If you met the requirements to qualify for Medicare part A but have not yet applied, you may continue to contribute to your HSA past age 65 and postpone applying for Social Security and Medicare until you stop working. There is no penalty for this delay if you maintain your current health coverage.
If you are entitled to Medicare because you signed up for Medicare Part A at age 65 or later and have applied for Social Security Benefits you cannot continue to contribute to an HSA. You can continue to withdraw any remaining funds in your account.
If you are entitled to Medicare because you signed up for Medicare Part A at age 65 or later but have not yet applied for Social Security Benefits, you can withdraw your application for Part A. There are no penalties, and you are free to reapply for Part A at a future date. This will allow you to continue to contribute to the HSA until you decide to reapply for Part A.

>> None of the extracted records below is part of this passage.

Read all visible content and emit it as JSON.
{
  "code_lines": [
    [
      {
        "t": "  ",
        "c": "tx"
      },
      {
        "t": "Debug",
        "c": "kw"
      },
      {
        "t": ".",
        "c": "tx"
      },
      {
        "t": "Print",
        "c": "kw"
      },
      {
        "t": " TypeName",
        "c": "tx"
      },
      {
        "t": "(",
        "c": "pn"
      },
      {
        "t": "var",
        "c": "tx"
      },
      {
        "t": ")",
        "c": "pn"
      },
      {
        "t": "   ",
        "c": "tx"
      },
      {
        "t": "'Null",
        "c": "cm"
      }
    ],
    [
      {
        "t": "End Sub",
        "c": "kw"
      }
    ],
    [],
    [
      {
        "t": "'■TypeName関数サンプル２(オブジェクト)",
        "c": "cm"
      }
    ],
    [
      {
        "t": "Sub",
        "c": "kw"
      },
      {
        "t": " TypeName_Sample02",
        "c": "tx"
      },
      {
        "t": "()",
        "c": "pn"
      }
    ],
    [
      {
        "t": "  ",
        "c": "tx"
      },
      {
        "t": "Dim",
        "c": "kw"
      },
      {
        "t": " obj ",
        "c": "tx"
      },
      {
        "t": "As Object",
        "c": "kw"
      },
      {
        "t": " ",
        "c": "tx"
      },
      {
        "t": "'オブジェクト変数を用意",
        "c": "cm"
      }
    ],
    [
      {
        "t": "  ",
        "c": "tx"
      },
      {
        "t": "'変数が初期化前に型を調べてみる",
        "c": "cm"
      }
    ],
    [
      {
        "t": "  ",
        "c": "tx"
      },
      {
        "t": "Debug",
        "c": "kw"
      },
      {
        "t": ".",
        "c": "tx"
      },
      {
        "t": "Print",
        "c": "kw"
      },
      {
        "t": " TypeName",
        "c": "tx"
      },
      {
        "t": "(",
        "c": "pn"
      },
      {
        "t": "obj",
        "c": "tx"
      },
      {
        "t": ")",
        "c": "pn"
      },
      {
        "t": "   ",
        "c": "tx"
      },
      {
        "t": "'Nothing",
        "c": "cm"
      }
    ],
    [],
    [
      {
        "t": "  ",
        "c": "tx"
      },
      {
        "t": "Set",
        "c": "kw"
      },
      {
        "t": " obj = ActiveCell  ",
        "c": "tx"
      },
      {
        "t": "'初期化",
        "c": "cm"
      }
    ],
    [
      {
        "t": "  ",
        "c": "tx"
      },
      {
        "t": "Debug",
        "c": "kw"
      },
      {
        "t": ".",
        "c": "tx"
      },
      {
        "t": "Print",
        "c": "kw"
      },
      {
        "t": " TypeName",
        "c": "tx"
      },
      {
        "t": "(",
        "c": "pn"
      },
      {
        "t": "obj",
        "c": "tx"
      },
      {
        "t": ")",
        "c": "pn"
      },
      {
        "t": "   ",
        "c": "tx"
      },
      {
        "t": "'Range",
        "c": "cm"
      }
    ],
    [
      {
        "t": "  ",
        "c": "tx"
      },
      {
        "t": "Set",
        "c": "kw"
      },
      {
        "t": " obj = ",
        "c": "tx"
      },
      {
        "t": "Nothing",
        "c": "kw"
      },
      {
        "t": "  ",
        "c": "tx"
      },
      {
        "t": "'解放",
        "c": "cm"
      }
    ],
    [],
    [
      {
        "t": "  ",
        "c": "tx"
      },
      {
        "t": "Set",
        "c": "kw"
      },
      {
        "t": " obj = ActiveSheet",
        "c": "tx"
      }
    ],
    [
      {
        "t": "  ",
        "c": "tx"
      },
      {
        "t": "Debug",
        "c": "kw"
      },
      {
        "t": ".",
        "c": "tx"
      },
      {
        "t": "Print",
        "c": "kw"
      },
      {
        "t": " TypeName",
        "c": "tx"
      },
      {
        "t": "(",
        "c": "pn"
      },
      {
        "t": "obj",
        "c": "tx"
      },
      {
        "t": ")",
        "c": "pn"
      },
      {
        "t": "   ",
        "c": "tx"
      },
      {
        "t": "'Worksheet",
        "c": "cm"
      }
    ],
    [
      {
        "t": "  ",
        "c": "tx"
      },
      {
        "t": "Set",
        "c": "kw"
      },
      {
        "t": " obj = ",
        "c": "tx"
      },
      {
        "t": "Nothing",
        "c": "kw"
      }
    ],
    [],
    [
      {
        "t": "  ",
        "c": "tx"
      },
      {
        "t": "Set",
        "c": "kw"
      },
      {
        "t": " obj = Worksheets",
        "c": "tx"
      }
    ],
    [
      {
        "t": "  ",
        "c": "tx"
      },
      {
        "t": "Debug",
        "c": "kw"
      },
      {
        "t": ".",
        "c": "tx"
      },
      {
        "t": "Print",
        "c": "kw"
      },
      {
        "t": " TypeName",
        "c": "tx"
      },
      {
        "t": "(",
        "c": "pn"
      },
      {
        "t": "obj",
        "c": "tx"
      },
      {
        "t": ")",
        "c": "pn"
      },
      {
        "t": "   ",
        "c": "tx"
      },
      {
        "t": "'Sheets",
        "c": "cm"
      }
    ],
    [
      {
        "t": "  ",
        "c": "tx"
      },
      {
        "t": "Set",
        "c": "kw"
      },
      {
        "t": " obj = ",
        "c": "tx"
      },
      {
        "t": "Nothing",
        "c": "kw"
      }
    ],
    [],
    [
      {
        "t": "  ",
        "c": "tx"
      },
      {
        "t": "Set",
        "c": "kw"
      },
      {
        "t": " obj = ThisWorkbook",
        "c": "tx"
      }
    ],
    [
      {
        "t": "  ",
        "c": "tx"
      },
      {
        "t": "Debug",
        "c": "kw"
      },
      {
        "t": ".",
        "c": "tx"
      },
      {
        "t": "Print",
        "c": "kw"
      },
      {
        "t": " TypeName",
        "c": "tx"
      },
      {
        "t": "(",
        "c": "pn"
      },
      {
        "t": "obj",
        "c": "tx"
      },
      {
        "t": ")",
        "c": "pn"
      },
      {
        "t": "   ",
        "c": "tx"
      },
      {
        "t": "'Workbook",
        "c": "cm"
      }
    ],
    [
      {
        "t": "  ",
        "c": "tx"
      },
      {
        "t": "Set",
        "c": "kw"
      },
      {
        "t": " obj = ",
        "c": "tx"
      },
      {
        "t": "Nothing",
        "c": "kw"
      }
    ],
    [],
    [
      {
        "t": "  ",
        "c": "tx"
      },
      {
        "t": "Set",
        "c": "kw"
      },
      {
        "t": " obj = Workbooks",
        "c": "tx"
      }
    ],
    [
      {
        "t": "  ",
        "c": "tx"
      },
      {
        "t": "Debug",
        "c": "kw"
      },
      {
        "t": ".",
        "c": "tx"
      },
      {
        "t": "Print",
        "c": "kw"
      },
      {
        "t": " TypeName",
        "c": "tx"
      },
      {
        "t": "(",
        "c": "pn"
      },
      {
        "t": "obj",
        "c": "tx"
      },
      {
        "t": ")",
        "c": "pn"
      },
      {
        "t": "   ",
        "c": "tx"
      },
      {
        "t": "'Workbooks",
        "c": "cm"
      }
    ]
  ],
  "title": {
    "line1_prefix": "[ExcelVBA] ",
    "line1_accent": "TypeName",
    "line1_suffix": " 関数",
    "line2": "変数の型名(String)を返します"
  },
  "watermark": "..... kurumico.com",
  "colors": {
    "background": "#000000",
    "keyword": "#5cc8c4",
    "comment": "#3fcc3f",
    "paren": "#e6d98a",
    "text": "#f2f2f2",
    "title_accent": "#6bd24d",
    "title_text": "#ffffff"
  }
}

If you do apply later for Social Security or Medicare benefits, the coverage will be retroactively applied up to 6 months depending on how long your benefits were delayed. This may affect how much you can contribute to your HSA.
If you have applied for, or are receiving, Social Security Benefits you are automatically entitled to Part A and you cannot continue to contribute to an HSA account. You can continue to withdraw any remaining funds in your account.